Siapa pun kita, ketika melakukan suatu kebaikan dengan hati yang ikhlas, seperti menolong orang yang membutuhkan pertolongan, memberikan sesuatu pada orang yang kesusahan, menghormati dan mengasihi antar sesama, dan lain semacamnya, yang pasti, di situ kita akan merasa, hati menjadi tenang, tentaram serta damai. Atau juga ketika kita beribadah dengan tulus dan penuh harapan akan keridaan Tuhan, maka kita akan merasakan betapa nikmat serta indahnya melakukan hal itu. Dan seterusnya. Inilah yang dinamakan dengan sebuah kebenaran. Nah dari situ, kita pun akan mengerti bahwa kebenaran yang tadinya relatif akan beralih menjadi sebuah kebenaran absolut.

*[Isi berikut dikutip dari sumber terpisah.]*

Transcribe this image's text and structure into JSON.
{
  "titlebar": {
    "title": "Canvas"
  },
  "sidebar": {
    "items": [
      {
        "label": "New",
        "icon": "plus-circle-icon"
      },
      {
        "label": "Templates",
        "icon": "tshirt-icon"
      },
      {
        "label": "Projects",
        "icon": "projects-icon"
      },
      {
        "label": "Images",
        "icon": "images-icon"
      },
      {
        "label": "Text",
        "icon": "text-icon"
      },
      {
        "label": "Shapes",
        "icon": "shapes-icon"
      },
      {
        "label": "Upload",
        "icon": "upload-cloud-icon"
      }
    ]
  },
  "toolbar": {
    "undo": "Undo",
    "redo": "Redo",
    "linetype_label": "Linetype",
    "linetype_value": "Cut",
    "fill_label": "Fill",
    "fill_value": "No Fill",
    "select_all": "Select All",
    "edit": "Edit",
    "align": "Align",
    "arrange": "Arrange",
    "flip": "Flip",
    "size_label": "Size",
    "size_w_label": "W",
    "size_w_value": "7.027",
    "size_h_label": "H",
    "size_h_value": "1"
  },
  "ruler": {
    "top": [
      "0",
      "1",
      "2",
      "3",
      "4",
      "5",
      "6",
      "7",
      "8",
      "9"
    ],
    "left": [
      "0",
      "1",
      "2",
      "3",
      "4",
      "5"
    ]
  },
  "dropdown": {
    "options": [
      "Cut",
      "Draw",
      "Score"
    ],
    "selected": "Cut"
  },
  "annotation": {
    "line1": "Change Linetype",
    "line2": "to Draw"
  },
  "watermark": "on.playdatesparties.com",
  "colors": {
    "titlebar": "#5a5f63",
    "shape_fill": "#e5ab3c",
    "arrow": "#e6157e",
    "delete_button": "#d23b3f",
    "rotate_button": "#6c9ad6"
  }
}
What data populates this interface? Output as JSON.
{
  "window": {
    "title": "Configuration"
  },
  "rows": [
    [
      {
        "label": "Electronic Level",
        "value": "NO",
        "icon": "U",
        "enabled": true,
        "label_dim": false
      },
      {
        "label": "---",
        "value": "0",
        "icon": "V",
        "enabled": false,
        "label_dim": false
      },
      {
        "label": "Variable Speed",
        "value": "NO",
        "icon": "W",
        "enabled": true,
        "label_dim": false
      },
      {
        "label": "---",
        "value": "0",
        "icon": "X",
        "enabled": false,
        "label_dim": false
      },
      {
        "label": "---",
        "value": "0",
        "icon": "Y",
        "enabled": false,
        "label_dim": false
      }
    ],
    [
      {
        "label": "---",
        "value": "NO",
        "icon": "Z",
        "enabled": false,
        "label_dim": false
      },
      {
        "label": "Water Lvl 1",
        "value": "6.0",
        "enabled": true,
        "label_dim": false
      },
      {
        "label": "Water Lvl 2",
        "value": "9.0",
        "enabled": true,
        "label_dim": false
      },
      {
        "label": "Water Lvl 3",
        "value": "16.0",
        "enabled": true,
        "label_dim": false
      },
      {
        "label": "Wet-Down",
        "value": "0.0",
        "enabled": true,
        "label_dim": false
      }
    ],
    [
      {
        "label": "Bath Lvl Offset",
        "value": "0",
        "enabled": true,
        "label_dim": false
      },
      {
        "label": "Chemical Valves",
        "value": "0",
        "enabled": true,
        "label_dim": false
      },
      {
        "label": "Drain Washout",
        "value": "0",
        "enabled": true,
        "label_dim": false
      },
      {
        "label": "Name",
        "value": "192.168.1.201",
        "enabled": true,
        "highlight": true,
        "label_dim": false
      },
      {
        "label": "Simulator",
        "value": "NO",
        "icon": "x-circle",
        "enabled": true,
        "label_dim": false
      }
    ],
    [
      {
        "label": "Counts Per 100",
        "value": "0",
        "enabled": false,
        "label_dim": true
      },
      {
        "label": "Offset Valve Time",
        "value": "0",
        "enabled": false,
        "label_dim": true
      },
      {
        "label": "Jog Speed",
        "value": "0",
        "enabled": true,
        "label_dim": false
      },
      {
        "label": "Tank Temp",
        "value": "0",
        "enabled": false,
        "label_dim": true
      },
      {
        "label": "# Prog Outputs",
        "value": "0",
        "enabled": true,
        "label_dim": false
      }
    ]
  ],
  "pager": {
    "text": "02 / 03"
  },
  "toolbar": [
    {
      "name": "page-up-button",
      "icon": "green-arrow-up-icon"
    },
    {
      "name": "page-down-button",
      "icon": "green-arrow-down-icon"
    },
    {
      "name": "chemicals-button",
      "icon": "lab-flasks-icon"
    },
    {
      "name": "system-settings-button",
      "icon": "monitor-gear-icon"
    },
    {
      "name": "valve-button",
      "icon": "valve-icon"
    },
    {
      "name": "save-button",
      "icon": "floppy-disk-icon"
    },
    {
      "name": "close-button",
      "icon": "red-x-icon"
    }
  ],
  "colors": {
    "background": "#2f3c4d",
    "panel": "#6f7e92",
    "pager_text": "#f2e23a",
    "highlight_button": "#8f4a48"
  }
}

Bagaimana cara kita menganalisisnya? Di sini pun penulis akan mencoba menjelaskan pula.
Katakanlah saya suka dengan warna putih. Sedangkan anda menyukai warna merah. Di waktu yang bersamaan saya dan anda sama-sama mengenakan pakaian dengan warna sesuai kesukaan masing-masing. Saya dengan stelan warna putih dan anda dengan stelan warna merah. Yang pasti, saya dan anda tetap punya pandangan yang berbeda. Menurut saya putih itu indah. Ini kebenaran yang saya anut. Begitu pun dengan anda bahwa merah bahkan sangat indah. Dan itu kebenaran bagi anda. Pertanyaannya? Bagaimana cara kita menyatukan kedua perbedaan tersebut? Yang pasti sederhana saja. Kita sama-sama saling menerima.
Saat saling menerima inilah yang tadinya kebenaran tersebut hanya bersifat relatif akan beralih menjadi absolut. Mengapa? Karena ketika saya menggunakan warna putih perasaan saya merasa senang. Sebaliknya, ketika anda menggunakan warna merah, persaan anda pun merasa senang. Kita sama-sama merasa senang. Inilah yang dinamakan dengan sebuah kebenaran. Karena perasaan kita sama-sama tentram walau dengan warna yang berbeda. Jadi, kesimpulannya adalah sebuah kebenaran pasti, datangnya bukan dari saya, anda atau pun siapa, melainkan datang dari dalam diri kita itu sendiri.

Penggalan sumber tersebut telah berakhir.